Background technique
Cloud storage is in new concept cloud computing conceptive extension and developed, and is that the emerging network of one kind is deposited
Storage technology refers to through functions such as cluster application, network technology or distributed file systems, by various inhomogeneities a large amount of in network
The storage equipment of type gathers collaborative work by application software, common externally to provide data storage and business access function
One system, the core of the system is application software to be combined with storage equipment, realized by application software storage equipment to
The transformation of storage service.Compared with conventional memory device, cloud storage system not exclusively to hardware, but a network equipment,
The complication system of the multiple portions such as equipment, server, application software, public access interface composition is stored, each section is set to store
Standby is core, externally provides data storage and business access service by application software.Such as: school, enterprise, government, letter
The dependence of data is increasingly deepened at breath center, data center etc., and data have become numerous business activities and rely development
Basis.
The some structures for providing corresponding storage service to limited users are referred to as private cloud storage system, are one
Kind it is government department or the customized cloud storage service scheme of corporate client, top quality skintight suit can not only be provided for client
Business, and security risk can also be reduced on certain procedures.But for data service failure and equipment fault, user hand is allowed
Dynamic progress fault location and respective handling are unpractical, therefore for private cloud storage system, how to data service fault
It is positioned and is handled with equipment fault, it is user-friendly, become a problem to be solved.
Summary of the invention
It is an object of the invention to overcome the deficiencies of the prior art and provide real-time monitoring and accordingly take Different treatments
A kind of private cloud storage system interior joint failure real-time detection and processing method.

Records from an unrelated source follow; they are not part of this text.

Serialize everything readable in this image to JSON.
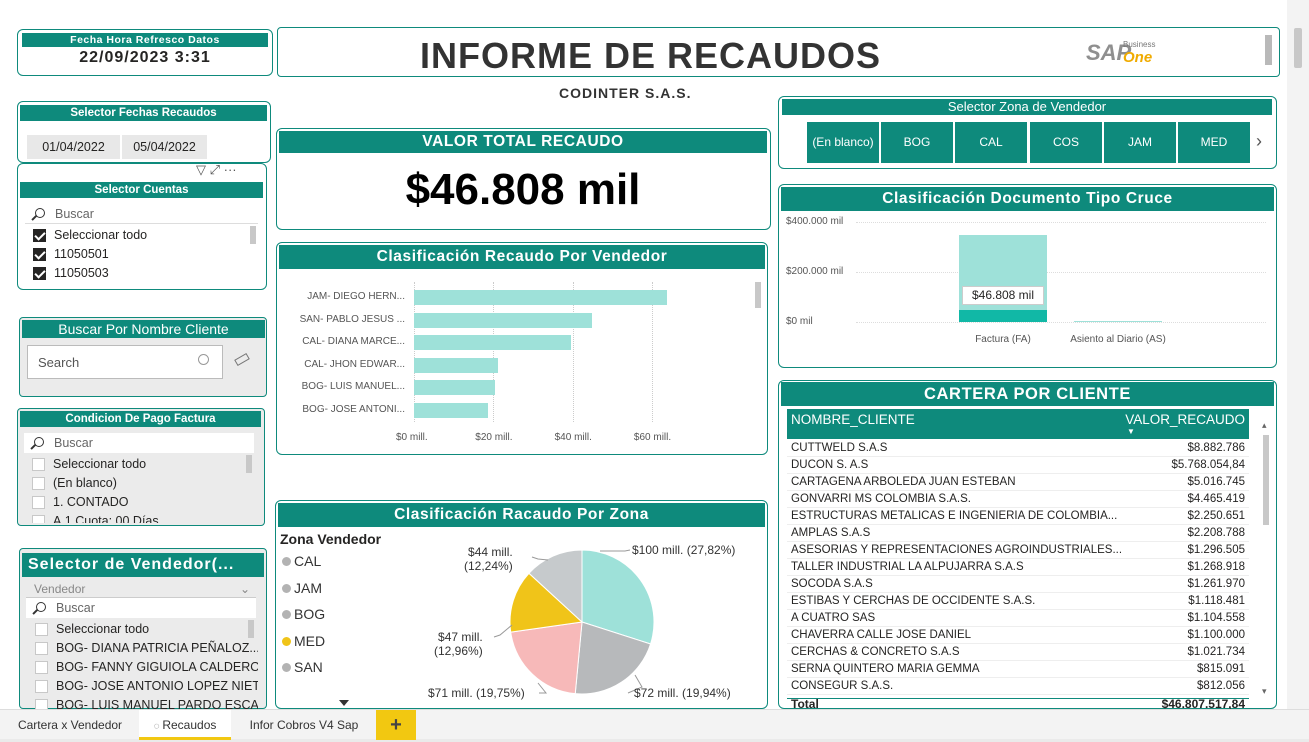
{
  "header": {
    "refresh_label": "Fecha Hora Refresco Datos",
    "refresh_value": "22/09/2023 3:31",
    "title": "INFORME DE RECAUDOS",
    "company": "CODINTER S.A.S.",
    "logo_sap": "SAP",
    "logo_business": "Business",
    "logo_one": "One"
  },
  "date_selector": {
    "title": "Selector Fechas Recaudos",
    "start": "01/04/2022",
    "end": "05/04/2022"
  },
  "accounts": {
    "title": "Selector Cuentas",
    "search": "Buscar",
    "items": [
      {
        "label": "Seleccionar todo",
        "checked": true
      },
      {
        "label": "11050501",
        "checked": true
      },
      {
        "label": "11050503",
        "checked": true
      }
    ]
  },
  "client_search": {
    "title": "Buscar Por  Nombre Cliente",
    "placeholder": "Search"
  },
  "payment_condition": {
    "title": "Condicion De Pago Factura",
    "search": "Buscar",
    "items": [
      "Seleccionar todo",
      "(En blanco)",
      "1. CONTADO",
      "A.1 Cuota: 00 Días"
    ]
  },
  "seller_selector": {
    "title": "Selector  de  Vendedor(...",
    "dropdown": "Vendedor",
    "search": "Buscar",
    "items": [
      "Seleccionar todo",
      "BOG- DIANA PATRICIA PEÑALOZ...",
      "BOG- FANNY GIGUIOLA CALDERO...",
      "BOG- JOSE ANTONIO LOPEZ NIETO",
      "BOG- LUIS MANUEL PARDO ESCA..."
    ]
  },
  "total_card": {
    "title": "VALOR TOTAL RECAUDO",
    "value": "$46.808 mil"
  },
  "seller_chart": {
    "title": "Clasificación Recaudo Por Vendedor",
    "chart_data": {
      "type": "bar",
      "orientation": "horizontal",
      "categories": [
        "JAM- DIEGO HERN...",
        "SAN- PABLO JESUS ...",
        "CAL- DIANA MARCE...",
        "CAL- JHON EDWAR...",
        "BOG- LUIS MANUEL...",
        "BOG- JOSE ANTONI..."
      ],
      "values": [
        63.8,
        45,
        39.5,
        21.3,
        20.3,
        18.7
      ],
      "xticks": [
        "$0 mill.",
        "$20 mill.",
        "$40 mill.",
        "$60 mill."
      ],
      "xlim": [
        0,
        75
      ],
      "color": "#9ee1d9"
    }
  },
  "zone_selector": {
    "title": "Selector  Zona de Vendedor",
    "buttons": [
      "(En blanco)",
      "BOG",
      "CAL",
      "COS",
      "JAM",
      "MED"
    ]
  },
  "doc_chart": {
    "title": "Clasificación Documento Tipo Cruce",
    "chart_data": {
      "type": "bar",
      "categories": [
        "Factura (FA)",
        "Asiento al Diario (AS)"
      ],
      "values": [
        46808,
        0
      ],
      "background_values": [
        350000,
        0
      ],
      "yticks": [
        "$400.000 mil",
        "$200.000 mil",
        "$0 mil"
      ],
      "ylim": [
        0,
        400000
      ],
      "data_label": "$46.808 mil"
    }
  },
  "zone_chart": {
    "title": "Clasificación Racaudo Por Zona",
    "chart_data": {
      "type": "pie",
      "legend_title": "Zona Vendedor",
      "labels": [
        "CAL",
        "JAM",
        "BOG",
        "MED",
        "SAN"
      ],
      "values": [
        100,
        72,
        71,
        47,
        44
      ],
      "percents": [
        "27,82%",
        "19,94%",
        "19,75%",
        "12,96%",
        "12,24%"
      ],
      "colors": [
        "#9ee1d9",
        "#b7b9bb",
        "#f7b9b9",
        "#f0c419",
        "#c6cacc"
      ],
      "data_labels": [
        "$100 mill. (27,82%)",
        "$72 mill. (19,94%)",
        "$71 mill. (19,75%)",
        "$47 mill. (12,96%)",
        "$44 mill. (12,24%)"
      ],
      "legend_colors": [
        "#b3b3b3",
        "#b3b3b3",
        "#b3b3b3",
        "#f0c419",
        "#b3b3b3"
      ]
    }
  },
  "portfolio": {
    "title": "CARTERA POR CLIENTE",
    "columns": [
      "NOMBRE_CLIENTE",
      "VALOR_RECAUDO"
    ],
    "rows": [
      [
        "CUTTWELD S.A.S",
        "$8.882.786"
      ],
      [
        "DUCON S. A.S",
        "$5.768.054,84"
      ],
      [
        "CARTAGENA ARBOLEDA JUAN ESTEBAN",
        "$5.016.745"
      ],
      [
        "GONVARRI MS COLOMBIA S.A.S.",
        "$4.465.419"
      ],
      [
        "ESTRUCTURAS METALICAS E INGENIERIA DE COLOMBIA...",
        "$2.250.651"
      ],
      [
        "AMPLAS S.A.S",
        "$2.208.788"
      ],
      [
        "ASESORIAS Y REPRESENTACIONES AGROINDUSTRIALES...",
        "$1.296.505"
      ],
      [
        "TALLER INDUSTRIAL LA ALPUJARRA S.A.S",
        "$1.268.918"
      ],
      [
        "SOCODA S.A.S",
        "$1.261.970"
      ],
      [
        "ESTIBAS Y CERCHAS DE OCCIDENTE S.A.S.",
        "$1.118.481"
      ],
      [
        "A CUATRO SAS",
        "$1.104.558"
      ],
      [
        "CHAVERRA CALLE JOSE DANIEL",
        "$1.100.000"
      ],
      [
        "CERCHAS & CONCRETO S.A.S",
        "$1.021.734"
      ],
      [
        "SERNA QUINTERO MARIA GEMMA",
        "$815.091"
      ],
      [
        "CONSEGUR S.A.S.",
        "$812.056"
      ]
    ],
    "total_label": "Total",
    "total_value": "$46.807.517,84"
  },
  "tabs": [
    "Cartera x Vendedor",
    "Recaudos",
    "Infor Cobros V4 Sap"
  ],
  "add_tab": "+"
}
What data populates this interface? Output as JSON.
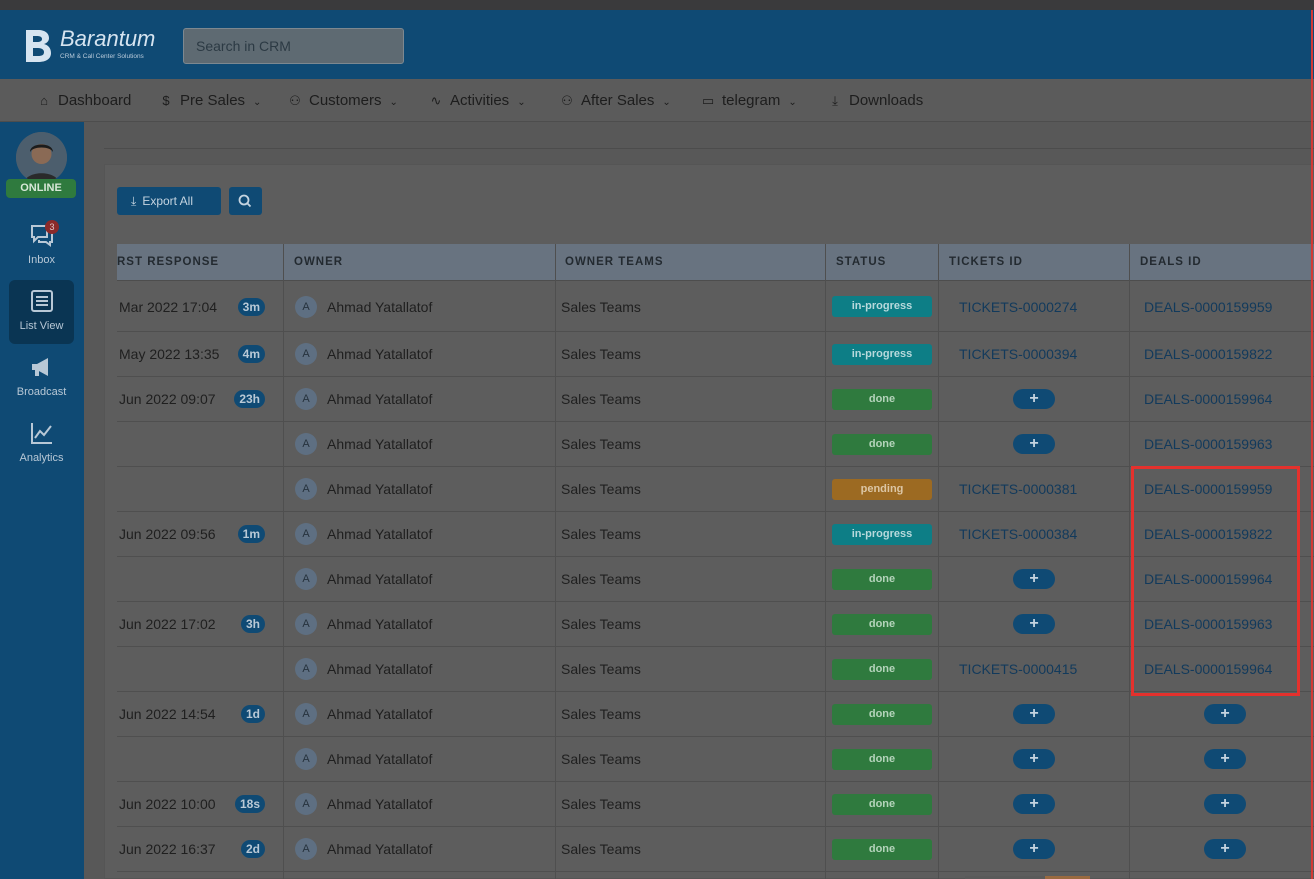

The technical solution adopted by the present invention is that:
The advantages and positive effects of the present invention are:
In the present invention, memory node is connected by data sync network, and memory node is passed through into data service net
Network is connect with cloud computing server, and management end is arranged in memory node, using management end to the work shape of all memory nodes
State checked, each memory node check oneself the storage state of itself, data services network state, data sync network state,
Data service state, independent these contents of IP state, thus by whole and part inspection, what is at one, simultaneously for each step
The different conditions occurred in rapid are provided with processing method, can effectively manage the various data clothes in private cloud storage system
Business, when server fail, the mode that automation restores data service effectively facilitates the operation of user, reduces use
The cost of labor of family side.By restoring data service automatically, the interruption of data service caused by each occurrence of equipment failure is avoided,
To reduce using data service applied business interrupt and caused by loss.
Detailed description of the invention
Fig. 1 is structural schematic diagram of the invention.
Specific embodiment
Below with reference to embodiment, the present invention is further described, following embodiments be it is illustrative, be not restrictive,
It cannot be limited the scope of protection of the present invention with following embodiments.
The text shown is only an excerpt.